Henry James’in kaleme aldığı ikinci metindeyse James, Besant’ın yaptığı konuşmaya binaen bir giriş yapar ve Besant’ın söylediklerine katkıda bulunmaya çalışarak şöyle der:

“İnsanların onu [romanı] ciddiye alması için önce kendini ciddiye almalıdır.”

Tabii ki bu “muzip” eserler kaleme alınmamalı, demek değildir. Aksi gibi, muzip eserleri bile ciddiyetle yazmak gerekir.

James’e göre bir romanın var olmasının tek nedeni onun hayatla kurduğu rekabet ilişkisidir. Yani romanın kendini “kabul ettirmek” için çabalaması ters bir etki yaratır ve onun kendini ciddiyetsiz ve aşağı gördüğü sonucunu doğurur. Romanın böyle bir kaygısı, böyle bir iddiası bile olmamalıdır. Onun tek derdi hayat ve insandır.

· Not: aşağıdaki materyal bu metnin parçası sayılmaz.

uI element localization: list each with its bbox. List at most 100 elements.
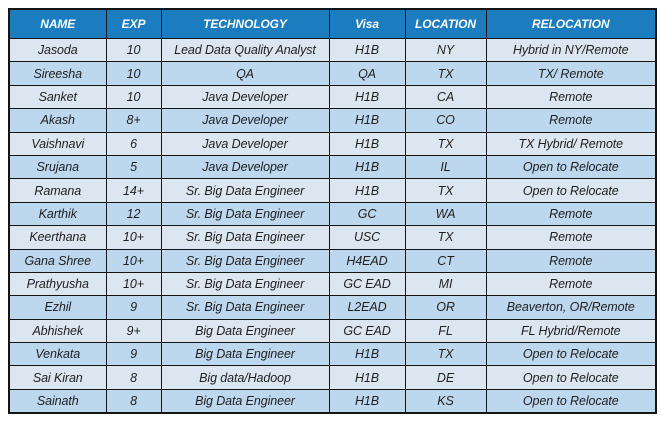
cell-technology: Java Developer: [160, 131, 330, 156]
table-row: Vaishnavi 6 Java Developer H1B TX TX Hybrid/ …: [8, 131, 657, 156]
cell-location: KS: [404, 388, 487, 414]
cell-location: CA: [404, 84, 487, 110]
cell-technology: QA: [160, 61, 330, 86]
cell-visa: H1B: [328, 131, 406, 156]
cell-location: CT: [404, 248, 487, 273]
cell-relocation: Beaverton, OR/Remote: [485, 295, 657, 320]
cell-relocation: TX/ Remote: [485, 61, 657, 86]
cell-name: Ramana: [8, 178, 107, 203]
cell-visa: H1B: [328, 37, 406, 63]
cell-technology: Sr. Big Data Engineer: [160, 248, 330, 273]
cell-relocation: Open to Relocate: [485, 365, 657, 390]
cell-relocation: Remote: [485, 225, 657, 250]
cell-visa: H1B: [328, 342, 406, 367]
cell-visa: H1B: [328, 154, 406, 180]
cell-relocation: Open to Relocate: [485, 178, 657, 203]
cell-relocation: Open to Relocate: [485, 342, 657, 367]
cell-technology: Sr. Big Data Engineer: [160, 295, 330, 320]
cell-visa: H4EAD: [328, 248, 406, 273]
cell-location: TX: [404, 225, 487, 250]
column-header-name: NAME: [8, 8, 107, 39]
cell-name: Abhishek: [8, 318, 107, 344]
cell-visa: QA: [328, 61, 406, 86]
table-row: Prathyusha 10+ Sr. Big Data Engineer GC EAD…: [8, 271, 657, 297]
cell-exp: 9: [105, 342, 162, 367]
column-header-visa: Visa: [328, 8, 406, 39]
table-row: Sainath 8 Big Data Engineer H1B KS Open to Re…: [8, 388, 657, 414]
cell-technology: Sr. Big Data Engineer: [160, 201, 330, 227]
cell-name: Venkata: [8, 342, 107, 367]
cell-visa: H1B: [328, 108, 406, 133]
cell-name: Keerthana: [8, 225, 107, 250]
cell-exp: 8+: [105, 108, 162, 133]
cell-visa: L2EAD: [328, 295, 406, 320]
table-row: Karthik 12 Sr. Big Data Engineer GC WA Remote: [8, 201, 657, 227]
cell-technology: Java Developer: [160, 108, 330, 133]
candidates-table-container: NAME EXP TECHNOLOGY Visa LOCATION RELOCATION …: [8, 8, 657, 415]
table-row: Abhishek 9+ Big Data Engineer GC EAD FL FL Hy…: [8, 318, 657, 344]
cell-location: NY: [404, 37, 487, 63]
cell-location: FL: [404, 318, 487, 344]
cell-visa: GC: [328, 201, 406, 227]
cell-exp: 5: [105, 154, 162, 180]
cell-exp: 10+: [105, 225, 162, 250]
cell-visa: GC EAD: [328, 271, 406, 297]
cell-name: Akash: [8, 108, 107, 133]
table-row: Venkata 9 Big Data Engineer H1B TX Open to Re…: [8, 342, 657, 367]
cell-visa: H1B: [328, 388, 406, 414]
cell-visa: H1B: [328, 178, 406, 203]
cell-relocation: Remote: [485, 271, 657, 297]
cell-location: IL: [404, 154, 487, 180]
cell-technology: Big Data Engineer: [160, 318, 330, 344]
cell-exp: 9+: [105, 318, 162, 344]
column-header-relocation: RELOCATION: [485, 8, 657, 39]
cell-name: Sainath: [8, 388, 107, 414]
table-row: Keerthana 10+ Sr. Big Data Engineer USC TX Re…: [8, 225, 657, 250]
cell-location: TX: [404, 61, 487, 86]
cell-exp: 8: [105, 365, 162, 390]
cell-location: WA: [404, 201, 487, 227]
cell-location: TX: [404, 131, 487, 156]
cell-location: OR: [404, 295, 487, 320]
cell-name: Ezhil: [8, 295, 107, 320]
cell-name: Sireesha: [8, 61, 107, 86]
cell-name: Srujana: [8, 154, 107, 180]
cell-technology: Big Data Engineer: [160, 342, 330, 367]
table-row: Sai Kiran 8 Big data/Hadoop H1B DE Open to Re…: [8, 365, 657, 390]
cell-visa: GC EAD: [328, 318, 406, 344]
column-header-exp: EXP: [105, 8, 162, 39]
cell-location: TX: [404, 342, 487, 367]
cell-visa: USC: [328, 225, 406, 250]
cell-technology: Sr. Big Data Engineer: [160, 178, 330, 203]
cell-name: Sanket: [8, 84, 107, 110]
cell-relocation: FL Hybrid/Remote: [485, 318, 657, 344]
cell-technology: Sr. Big Data Engineer: [160, 271, 330, 297]
table-row: Sanket 10 Java Developer H1B CA Remote: [8, 84, 657, 110]
cell-technology: Java Developer: [160, 154, 330, 180]
cell-name: Prathyusha: [8, 271, 107, 297]
table-row: Ramana 14+ Sr. Big Data Engineer H1B TX Open …: [8, 178, 657, 203]
cell-name: Sai Kiran: [8, 365, 107, 390]
cell-exp: 9: [105, 295, 162, 320]
cell-relocation: Remote: [485, 201, 657, 227]
cell-exp: 8: [105, 388, 162, 414]
cell-technology: Big data/Hadoop: [160, 365, 330, 390]
table-row: Ezhil 9 Sr. Big Data Engineer L2EAD OR Beaver…: [8, 295, 657, 320]
cell-relocation: Remote: [485, 84, 657, 110]
cell-exp: 10: [105, 61, 162, 86]
table-row: Gana Shree 10+ Sr. Big Data Engineer H4EAD C…: [8, 248, 657, 273]
cell-exp: 14+: [105, 178, 162, 203]
cell-exp: 12: [105, 201, 162, 227]
cell-technology: Java Developer: [160, 84, 330, 110]
cell-exp: 10+: [105, 248, 162, 273]
cell-name: Jasoda: [8, 37, 107, 63]
cell-exp: 6: [105, 131, 162, 156]
cell-relocation: Remote: [485, 248, 657, 273]
cell-name: Karthik: [8, 201, 107, 227]
cell-location: DE: [404, 365, 487, 390]
cell-technology: Sr. Big Data Engineer: [160, 225, 330, 250]
cell-name: Gana Shree: [8, 248, 107, 273]
cell-location: MI: [404, 271, 487, 297]
candidates-table: NAME EXP TECHNOLOGY Visa LOCATION RELOCATION …: [8, 8, 657, 415]
cell-location: CO: [404, 108, 487, 133]
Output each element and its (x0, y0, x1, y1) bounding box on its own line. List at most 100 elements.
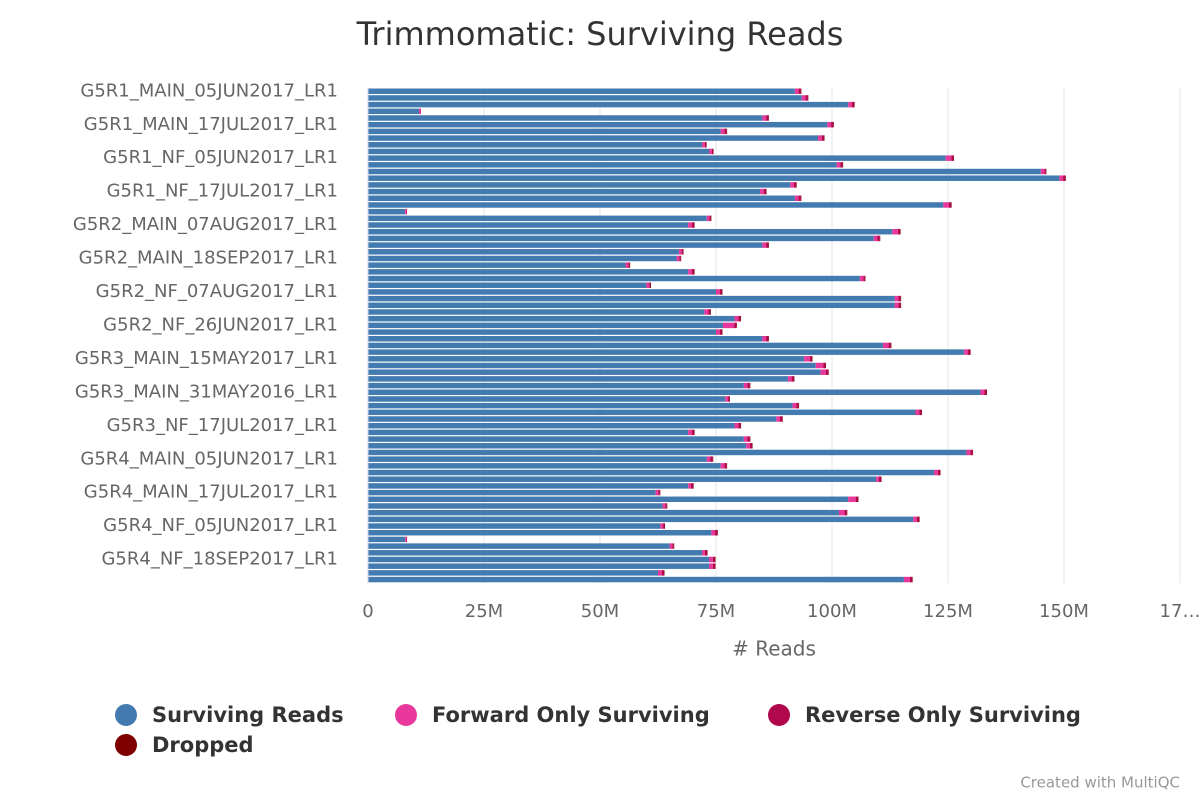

ROMAN KENDİ BAŞINA BİR CANLIDIR

Bunun nedeni de açıkça ortadadır. Roman her daim gerçeği arar, gerçeğe dair sorular sorar, çatışmalar yaratır. Yani bir romancının gerçekle kurduğu ilişkiyle bir tarihçinin gerçekle kurduğu ilişki arasında pek bir fark yoktur James’e göre.

Daha sonra eserlerin ne amaçla yazıldığına sıra gelir. Edebiyat ya eğlendirici ya öğretici olmalıdır, der James. Bu ayrımın silikleştiği, “öğretici olamayacak kadar anlamsız, eğlendirici olamayacak kadar ciddi” olunduğu durumlarda ise ciddi çelişkiler ortaya çıkar.

Elbette esas ayrım romanın iyi ya da kötü olmasıyla alakalıdır fakat “iyi romanın” kıstası görecelidir. Kimileri iyi romanı karakterlerin durumuyla ilişkilendirirken kimileri de mutlu sonla ilişkilendirebilir. James buna dair şöyle der:

“Birçok kişi için bir romanın sonu, iyi bir akşam yemeğinin sonu, tatlı ve buzlu yemek servisi gibidir ve kurmacadaki sanatçı hoş tatları yasaklayan işgüzar doktor olarak görülür.”

Son kertede James de tıpkı Besant gibi romanı olup bitmiş değil, kendi başına yaşayan ve okurla beraber anlam üreten bir canlı olarak görür. Bütün bunlar da romanın, daha genel anlamda kurmacanın önemini bizlere yeniden hatırlatır.